KTT Doha Kecam Serangan Israel ke Qatar, Berjanji Aktifkan Pakta Pertahanan Bersama

- Negara-negara Teluk berjanji untuk mengaktifkan pakta pertahanan bersama sementara para pemimpin Arab dan Islam menyatakan solidaritas mereka dengan Qatar menyusul serangan Israel.
- Serangan terhadap mediator membuktikan bahwa Israel tidak memiliki minat yang tulus terhadap perdamaian dan berusaha menggagalkan negosiasi untuk mengakhiri perang di Gaza.
JERNIH – Pertemuan puncak darurat para pemimpin negara Arab dan Islam yang diadakan di Doha mengutuk serangan pengecut Israel terhadap para pemimpin Hamas di ibu kota Qatar. Negara-negara Teluk berjanji mengaktifkan pakta pertahanan bersama.
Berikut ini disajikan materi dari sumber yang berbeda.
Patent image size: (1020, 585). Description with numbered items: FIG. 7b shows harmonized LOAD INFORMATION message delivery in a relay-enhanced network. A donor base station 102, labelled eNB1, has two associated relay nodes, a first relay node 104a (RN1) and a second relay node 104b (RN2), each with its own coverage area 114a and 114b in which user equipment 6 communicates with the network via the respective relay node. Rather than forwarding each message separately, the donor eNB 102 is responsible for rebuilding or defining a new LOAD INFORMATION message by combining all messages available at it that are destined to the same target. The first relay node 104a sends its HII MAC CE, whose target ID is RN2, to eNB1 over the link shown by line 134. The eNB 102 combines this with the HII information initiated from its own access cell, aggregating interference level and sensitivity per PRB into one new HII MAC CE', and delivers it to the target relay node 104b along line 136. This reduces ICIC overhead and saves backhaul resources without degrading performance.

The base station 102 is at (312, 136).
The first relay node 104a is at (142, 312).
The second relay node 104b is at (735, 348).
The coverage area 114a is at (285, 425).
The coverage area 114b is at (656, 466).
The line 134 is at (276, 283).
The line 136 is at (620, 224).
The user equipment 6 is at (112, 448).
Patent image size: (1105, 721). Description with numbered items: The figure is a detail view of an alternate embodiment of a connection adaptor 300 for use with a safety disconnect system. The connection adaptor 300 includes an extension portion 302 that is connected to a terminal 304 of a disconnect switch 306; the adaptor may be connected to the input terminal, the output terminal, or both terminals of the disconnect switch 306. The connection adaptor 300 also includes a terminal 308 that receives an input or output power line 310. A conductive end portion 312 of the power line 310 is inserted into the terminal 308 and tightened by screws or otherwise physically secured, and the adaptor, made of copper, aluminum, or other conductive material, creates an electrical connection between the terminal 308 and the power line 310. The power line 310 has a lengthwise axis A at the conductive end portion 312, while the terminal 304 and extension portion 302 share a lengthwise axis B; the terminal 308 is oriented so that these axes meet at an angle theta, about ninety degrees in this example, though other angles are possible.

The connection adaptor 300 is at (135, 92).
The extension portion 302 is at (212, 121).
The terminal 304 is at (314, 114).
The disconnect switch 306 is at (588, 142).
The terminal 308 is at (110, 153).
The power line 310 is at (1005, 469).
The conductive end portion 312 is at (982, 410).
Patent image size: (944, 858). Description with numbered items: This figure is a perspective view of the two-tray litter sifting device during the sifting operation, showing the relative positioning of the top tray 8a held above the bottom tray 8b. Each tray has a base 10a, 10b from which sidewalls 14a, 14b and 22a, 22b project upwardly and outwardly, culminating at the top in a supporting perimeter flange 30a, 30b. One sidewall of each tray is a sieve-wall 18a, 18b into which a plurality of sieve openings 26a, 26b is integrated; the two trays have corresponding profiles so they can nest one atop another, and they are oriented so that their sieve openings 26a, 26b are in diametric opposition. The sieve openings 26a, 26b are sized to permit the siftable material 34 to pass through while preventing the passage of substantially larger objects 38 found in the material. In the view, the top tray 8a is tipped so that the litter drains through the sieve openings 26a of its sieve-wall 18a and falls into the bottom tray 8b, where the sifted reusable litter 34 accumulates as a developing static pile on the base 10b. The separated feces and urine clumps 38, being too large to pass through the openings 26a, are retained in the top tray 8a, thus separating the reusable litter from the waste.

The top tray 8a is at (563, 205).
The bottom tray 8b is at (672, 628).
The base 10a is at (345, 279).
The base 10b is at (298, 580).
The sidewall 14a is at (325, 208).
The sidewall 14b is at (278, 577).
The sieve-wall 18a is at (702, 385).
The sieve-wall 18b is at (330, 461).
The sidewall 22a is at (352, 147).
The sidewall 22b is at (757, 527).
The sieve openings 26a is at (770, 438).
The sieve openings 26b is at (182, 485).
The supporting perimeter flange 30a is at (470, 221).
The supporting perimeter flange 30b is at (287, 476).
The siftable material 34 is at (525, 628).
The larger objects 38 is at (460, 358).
Janji Dewan Kerja Sama Teluk (GCC) untuk mengaktifkan mekanisme pertahanan bersama mungkin merupakan hasil yang paling dapat ditindaklanjuti dari pertemuan puncak tersebut. Pertemuan dibuka oleh Emir Qatar Sheikh Tamim bin Hamad Al Thani, yang menyebut pemboman Israel “mencolok, berbahaya, dan pengecut”.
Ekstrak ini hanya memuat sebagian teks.